Zelf kan ik erg sceptisch zijn over ‘het paranormale’: dat is toch bijgeloof, je maakt jezelf wat wijs etc. Ik heb geleerd daar minder oordelend over te zijn. Gewoon omdat ik elke dag meemaak dat een onzichtbare dimensie aanwezig is. Dat ik die zelf niet kan waarnemen doet daar niets aan af. Ik zie gewoon wat het doet, en daar leid ik uit af dat het er is. Inderdaad, zoals wetenschappers ook redeneren. De elf dimensies van de snaartheorie kunnen ook alleen maar worden afgeleid uit berekeningen. Niemand die ze ziet. We weten inmiddels dat ze er waarschijnlijk wel zijn. Ik ‘geloof’ Robbert Dijkgraaf als hij dat vertelt. Mijn vrouw hoef ik niet te geloven. Ik zie het voor mijn eigen neus gebeuren.

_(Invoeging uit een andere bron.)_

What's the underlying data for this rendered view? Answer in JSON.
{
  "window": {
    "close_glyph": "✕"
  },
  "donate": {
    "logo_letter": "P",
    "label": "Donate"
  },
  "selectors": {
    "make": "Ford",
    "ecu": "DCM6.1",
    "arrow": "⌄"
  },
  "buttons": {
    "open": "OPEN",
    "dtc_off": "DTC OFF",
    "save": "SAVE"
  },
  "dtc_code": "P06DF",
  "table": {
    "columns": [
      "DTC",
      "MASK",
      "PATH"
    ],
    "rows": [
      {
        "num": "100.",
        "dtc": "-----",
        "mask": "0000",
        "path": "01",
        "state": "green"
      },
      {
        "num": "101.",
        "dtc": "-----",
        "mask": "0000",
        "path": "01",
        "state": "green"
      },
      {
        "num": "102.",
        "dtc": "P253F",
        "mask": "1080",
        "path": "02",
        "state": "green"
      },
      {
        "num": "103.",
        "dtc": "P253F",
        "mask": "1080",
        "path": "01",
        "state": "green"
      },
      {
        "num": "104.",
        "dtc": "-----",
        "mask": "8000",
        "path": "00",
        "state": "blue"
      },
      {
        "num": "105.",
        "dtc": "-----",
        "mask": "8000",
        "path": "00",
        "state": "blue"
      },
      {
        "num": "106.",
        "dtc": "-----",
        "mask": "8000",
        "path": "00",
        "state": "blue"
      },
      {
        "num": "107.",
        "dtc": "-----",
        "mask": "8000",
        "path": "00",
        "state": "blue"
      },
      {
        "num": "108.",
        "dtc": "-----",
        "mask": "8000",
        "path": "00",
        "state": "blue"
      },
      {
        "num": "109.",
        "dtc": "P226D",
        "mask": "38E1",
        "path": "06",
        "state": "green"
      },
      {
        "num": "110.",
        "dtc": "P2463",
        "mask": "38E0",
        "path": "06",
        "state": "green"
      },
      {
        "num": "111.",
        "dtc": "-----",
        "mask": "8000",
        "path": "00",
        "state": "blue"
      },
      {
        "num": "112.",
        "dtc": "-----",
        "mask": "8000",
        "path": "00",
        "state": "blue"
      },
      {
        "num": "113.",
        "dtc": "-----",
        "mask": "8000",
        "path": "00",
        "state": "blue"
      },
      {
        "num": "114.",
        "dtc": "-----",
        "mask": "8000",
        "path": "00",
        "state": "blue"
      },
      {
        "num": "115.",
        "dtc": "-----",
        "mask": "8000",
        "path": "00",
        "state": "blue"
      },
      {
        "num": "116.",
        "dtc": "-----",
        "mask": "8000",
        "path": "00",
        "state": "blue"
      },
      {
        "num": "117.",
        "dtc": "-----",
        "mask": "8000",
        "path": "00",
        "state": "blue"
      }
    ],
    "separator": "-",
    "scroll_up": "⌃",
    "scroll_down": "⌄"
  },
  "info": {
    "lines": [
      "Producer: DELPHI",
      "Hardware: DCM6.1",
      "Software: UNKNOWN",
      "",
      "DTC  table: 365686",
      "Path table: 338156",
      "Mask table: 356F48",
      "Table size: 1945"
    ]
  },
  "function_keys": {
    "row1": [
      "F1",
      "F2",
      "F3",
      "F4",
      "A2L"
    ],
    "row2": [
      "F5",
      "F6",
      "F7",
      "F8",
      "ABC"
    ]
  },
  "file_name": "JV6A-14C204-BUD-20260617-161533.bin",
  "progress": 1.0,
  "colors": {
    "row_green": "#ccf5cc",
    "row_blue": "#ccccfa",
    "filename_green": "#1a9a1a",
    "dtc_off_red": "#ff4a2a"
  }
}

Kinderen kunnen bovenzinnelijke ervaringen hebben en meer zien dan met de vijf zintuigen is waar te nemen. Een van onze kinderen vond het als kleuter leuk om de juf boos te maken. Ernaar gevraagd was zijn antwoord: ‘Dan wordt alles zo mooi rood om haar heen.’ Hij genoot gewoon van haar aura, voor hem zichtbaar op dat moment. Bij de meeste kinderen verdwijnt die manier van waarnemen als ze wat ouder worden. Er zijn ook kinderen die behoorlijk in de war kunnen raken van wat ze soms zien. Ze zien iets wat verder niemand ziet en verwarren dat met de zintuiglijk waarneembare werkelijkheid. Hun omgeving ziet niet wat zij zien. De meeste kinderen wordt dan niet uitgelegd dat ze ‘helder zien’, een andere dimensie waarnemen. Het gevolg is in ieder geval verwarring, maar het leidt vaak ook eenzaamheid en sociale isolatie.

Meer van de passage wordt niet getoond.